We want to make sure that our platform handles these conversations appropriately: responding with care, being honest about our role as a well-being tool rather than a clinical intervention, and being considerate of our users' wellbeing. When these critical moments arise, the stakes are significant.

Okaya is a readiness assessment platform—not a diagnostic tool or therapeutic intervention.
We help mission-critical professionals understand their cognitive and emotional states, but we recognize that well-being exists on a spectrum. Sometimes, the patterns we detect require human expertise and support that technology cannot replace.
This understanding shapes everything about our approach: we aim to identify when someone may need additional support and connect them with that support as seamlessly as possible, while respecting both their privacy and autonomy.
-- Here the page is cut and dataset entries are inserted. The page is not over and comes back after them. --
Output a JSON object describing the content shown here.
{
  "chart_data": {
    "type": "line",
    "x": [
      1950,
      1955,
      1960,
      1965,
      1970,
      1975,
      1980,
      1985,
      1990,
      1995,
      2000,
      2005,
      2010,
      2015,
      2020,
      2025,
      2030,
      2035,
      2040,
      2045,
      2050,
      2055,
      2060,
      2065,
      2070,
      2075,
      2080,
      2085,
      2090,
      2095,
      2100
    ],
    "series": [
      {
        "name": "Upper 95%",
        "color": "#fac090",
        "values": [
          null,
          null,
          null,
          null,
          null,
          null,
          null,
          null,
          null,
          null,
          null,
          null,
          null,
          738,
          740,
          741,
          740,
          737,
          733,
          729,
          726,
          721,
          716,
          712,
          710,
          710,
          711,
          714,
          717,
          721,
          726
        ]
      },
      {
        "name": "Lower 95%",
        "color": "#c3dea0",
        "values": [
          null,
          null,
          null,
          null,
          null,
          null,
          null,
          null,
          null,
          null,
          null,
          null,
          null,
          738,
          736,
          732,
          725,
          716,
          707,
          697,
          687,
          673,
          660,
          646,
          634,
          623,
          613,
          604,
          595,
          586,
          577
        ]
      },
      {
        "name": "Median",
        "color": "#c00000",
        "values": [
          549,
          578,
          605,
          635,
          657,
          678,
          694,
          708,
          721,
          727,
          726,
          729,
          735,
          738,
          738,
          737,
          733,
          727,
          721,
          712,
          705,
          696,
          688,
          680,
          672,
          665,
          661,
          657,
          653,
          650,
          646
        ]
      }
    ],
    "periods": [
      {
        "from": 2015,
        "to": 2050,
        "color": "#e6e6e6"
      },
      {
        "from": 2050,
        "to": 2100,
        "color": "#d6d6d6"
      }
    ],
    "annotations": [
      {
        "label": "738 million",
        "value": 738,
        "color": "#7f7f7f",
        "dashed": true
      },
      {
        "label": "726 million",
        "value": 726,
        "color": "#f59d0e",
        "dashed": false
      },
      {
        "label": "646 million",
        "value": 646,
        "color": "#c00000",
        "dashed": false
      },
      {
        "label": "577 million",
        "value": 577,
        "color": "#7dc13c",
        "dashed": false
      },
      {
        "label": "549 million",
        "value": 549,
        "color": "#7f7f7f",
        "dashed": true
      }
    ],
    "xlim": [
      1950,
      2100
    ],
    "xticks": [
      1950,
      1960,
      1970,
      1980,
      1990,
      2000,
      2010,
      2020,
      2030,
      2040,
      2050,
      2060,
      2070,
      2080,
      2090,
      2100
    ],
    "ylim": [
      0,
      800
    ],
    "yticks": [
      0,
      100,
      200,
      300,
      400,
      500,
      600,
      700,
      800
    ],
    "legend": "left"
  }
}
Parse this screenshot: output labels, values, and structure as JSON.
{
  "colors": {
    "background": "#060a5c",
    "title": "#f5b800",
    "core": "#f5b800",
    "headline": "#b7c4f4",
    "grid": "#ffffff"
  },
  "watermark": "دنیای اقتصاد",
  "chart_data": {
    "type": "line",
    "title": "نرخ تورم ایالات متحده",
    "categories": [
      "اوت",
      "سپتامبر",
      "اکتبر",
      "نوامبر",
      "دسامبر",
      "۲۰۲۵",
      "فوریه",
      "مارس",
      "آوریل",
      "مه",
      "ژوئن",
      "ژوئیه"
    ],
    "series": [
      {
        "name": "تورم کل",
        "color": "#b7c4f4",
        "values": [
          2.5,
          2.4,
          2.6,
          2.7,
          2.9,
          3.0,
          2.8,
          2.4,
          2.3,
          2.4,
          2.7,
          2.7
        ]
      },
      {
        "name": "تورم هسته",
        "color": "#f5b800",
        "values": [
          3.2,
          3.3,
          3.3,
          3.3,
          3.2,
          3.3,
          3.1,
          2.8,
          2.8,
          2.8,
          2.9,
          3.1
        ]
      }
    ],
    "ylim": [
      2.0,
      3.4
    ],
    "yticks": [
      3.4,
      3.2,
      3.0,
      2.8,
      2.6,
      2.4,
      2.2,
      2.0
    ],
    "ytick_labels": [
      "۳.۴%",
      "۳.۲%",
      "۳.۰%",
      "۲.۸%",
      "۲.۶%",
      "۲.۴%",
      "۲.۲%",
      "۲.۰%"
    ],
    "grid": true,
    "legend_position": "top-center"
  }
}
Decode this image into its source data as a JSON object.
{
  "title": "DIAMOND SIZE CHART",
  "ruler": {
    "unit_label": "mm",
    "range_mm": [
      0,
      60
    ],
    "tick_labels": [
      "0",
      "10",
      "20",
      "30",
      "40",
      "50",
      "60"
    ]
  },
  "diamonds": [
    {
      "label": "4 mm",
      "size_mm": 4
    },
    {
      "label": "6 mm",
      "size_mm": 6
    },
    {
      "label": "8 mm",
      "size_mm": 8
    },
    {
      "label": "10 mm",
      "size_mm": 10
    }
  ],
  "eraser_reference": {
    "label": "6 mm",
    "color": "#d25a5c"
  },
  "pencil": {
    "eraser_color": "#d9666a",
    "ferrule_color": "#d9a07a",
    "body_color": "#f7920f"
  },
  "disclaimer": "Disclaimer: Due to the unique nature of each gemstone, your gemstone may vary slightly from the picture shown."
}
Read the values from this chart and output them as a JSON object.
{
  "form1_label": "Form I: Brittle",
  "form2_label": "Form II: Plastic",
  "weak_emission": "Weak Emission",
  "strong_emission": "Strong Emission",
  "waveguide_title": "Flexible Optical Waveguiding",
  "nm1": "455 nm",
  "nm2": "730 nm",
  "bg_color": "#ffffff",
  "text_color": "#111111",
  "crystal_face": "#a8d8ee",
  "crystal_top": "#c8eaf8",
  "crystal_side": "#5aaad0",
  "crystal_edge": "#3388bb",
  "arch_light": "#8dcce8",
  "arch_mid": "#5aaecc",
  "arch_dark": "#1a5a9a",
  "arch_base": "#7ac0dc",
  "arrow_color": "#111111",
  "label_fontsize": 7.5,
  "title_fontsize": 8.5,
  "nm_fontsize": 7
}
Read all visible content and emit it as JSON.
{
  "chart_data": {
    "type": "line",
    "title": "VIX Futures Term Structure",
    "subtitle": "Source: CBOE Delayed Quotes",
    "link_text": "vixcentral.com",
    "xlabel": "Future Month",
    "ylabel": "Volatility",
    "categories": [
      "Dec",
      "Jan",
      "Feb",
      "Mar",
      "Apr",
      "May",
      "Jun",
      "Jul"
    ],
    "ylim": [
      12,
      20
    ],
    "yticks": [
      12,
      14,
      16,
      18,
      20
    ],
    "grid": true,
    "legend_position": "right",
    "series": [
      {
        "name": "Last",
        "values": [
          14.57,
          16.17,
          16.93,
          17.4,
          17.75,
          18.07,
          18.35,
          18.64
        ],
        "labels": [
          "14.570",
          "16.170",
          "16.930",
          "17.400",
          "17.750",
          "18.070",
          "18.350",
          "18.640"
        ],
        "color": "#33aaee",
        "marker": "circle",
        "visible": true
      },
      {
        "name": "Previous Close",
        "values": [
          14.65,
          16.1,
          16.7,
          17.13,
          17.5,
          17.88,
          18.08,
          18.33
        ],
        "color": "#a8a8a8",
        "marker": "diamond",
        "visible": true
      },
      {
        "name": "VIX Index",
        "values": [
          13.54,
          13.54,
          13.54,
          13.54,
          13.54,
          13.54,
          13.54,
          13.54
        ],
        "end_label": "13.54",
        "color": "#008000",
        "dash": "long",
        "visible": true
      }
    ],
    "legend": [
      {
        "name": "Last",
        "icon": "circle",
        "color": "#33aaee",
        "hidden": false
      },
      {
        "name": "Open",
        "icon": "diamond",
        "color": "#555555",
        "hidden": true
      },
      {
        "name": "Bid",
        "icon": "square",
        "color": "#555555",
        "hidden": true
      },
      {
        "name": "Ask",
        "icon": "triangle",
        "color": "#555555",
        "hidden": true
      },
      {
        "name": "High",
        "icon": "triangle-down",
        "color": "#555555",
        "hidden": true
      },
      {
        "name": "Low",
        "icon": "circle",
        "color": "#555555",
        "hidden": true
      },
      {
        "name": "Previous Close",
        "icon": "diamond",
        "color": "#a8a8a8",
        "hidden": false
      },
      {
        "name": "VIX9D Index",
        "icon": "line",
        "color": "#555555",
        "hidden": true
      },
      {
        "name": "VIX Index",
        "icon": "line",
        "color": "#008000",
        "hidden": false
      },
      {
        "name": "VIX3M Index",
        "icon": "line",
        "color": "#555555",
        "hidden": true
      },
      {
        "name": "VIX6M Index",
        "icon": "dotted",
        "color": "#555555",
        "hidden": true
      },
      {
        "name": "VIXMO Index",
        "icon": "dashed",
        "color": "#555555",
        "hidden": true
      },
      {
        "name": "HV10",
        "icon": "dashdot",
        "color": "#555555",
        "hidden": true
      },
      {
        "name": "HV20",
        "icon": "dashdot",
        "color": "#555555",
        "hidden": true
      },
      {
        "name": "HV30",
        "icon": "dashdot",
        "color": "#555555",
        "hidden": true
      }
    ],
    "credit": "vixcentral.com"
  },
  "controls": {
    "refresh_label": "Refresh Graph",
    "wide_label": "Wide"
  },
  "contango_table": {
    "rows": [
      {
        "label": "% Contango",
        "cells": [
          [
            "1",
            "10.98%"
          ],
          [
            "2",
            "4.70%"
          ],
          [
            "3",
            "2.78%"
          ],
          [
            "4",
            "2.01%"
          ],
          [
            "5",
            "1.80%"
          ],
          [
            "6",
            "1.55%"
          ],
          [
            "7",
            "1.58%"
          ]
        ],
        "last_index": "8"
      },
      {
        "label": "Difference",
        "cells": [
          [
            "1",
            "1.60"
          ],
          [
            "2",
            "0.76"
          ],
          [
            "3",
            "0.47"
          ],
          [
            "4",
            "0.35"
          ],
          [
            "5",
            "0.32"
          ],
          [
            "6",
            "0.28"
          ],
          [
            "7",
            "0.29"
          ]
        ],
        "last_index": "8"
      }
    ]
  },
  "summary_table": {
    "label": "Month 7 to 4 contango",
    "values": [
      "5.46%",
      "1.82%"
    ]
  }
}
Our model operates at the conclusion of each check-in to identify potential instances of ideation. This analysis runs in real-time, evaluating both patterns and contextual indicators from the session.
We constantly test our model against a corpus of situations. This strategy was developed in consultation with mental health professionals who specialize in crisis intervention.

To ensure proportionate responses, we categorize potential flags into three levels:
🔴 High Risk
Direct expressions of intent or planning regarding self-harm or harm to others. These trigger immediate intervention.
🟠 Medium Risk
Indirect expressions that suggest significant distress or passive ideation. These prompt supportive resources with appropriate urgency.
🟢 Low Risk
Expressions that warrant attention and follow-up but indicate manageable distress levels.
This tiered approach ensures our response matches the severity of the expressed concern.

When our system identifies potential ideation, the user is immediately presented with a dedicated resource screen. During this moment, the user cannot access their check-in results—this ensures their full attention is directed toward available support options rather than assessment metrics. The resource screen includes:
Crisis hotline information, including 988 (Suicide & Crisis Lifeline) and emergency services
Clickable contact buttons on mobile devices to facilitate immediate connection
Organization-specific resources when deployed with departments that maintain their own peer support programs
We've designed this intervention to reduce friction during what may be a vulnerable moment. Every tap we eliminate between recognition and connection matters.
This is perhaps our most carefully considered policy area. We work with organizations that have legitimate duty-of-care responsibilities; commanders need to know if someone isn't fit for a mission, fire chiefs need to understand wellness trends in their departments.
But we also work with individuals who need to trust that a moment of vulnerability won't become a career liability.
Our Default: Privacy First
Okaya's default approach prioritizes user privacy. We do not automatically disclose to an organization when a specific member triggers an ideation event.
This is intentional. The research is clear: people are more likely to seek help and express genuine struggles when they trust that doing so won't have unintended consequences.
We're actively refining our detection capabilities based on ongoing research and clinical feedback.
This includes improving accuracy for:
• Different voice characteristics
• Cultural expression patterns
• Stress response variations
Our goal is a system that remains effective across the diverse population we serve.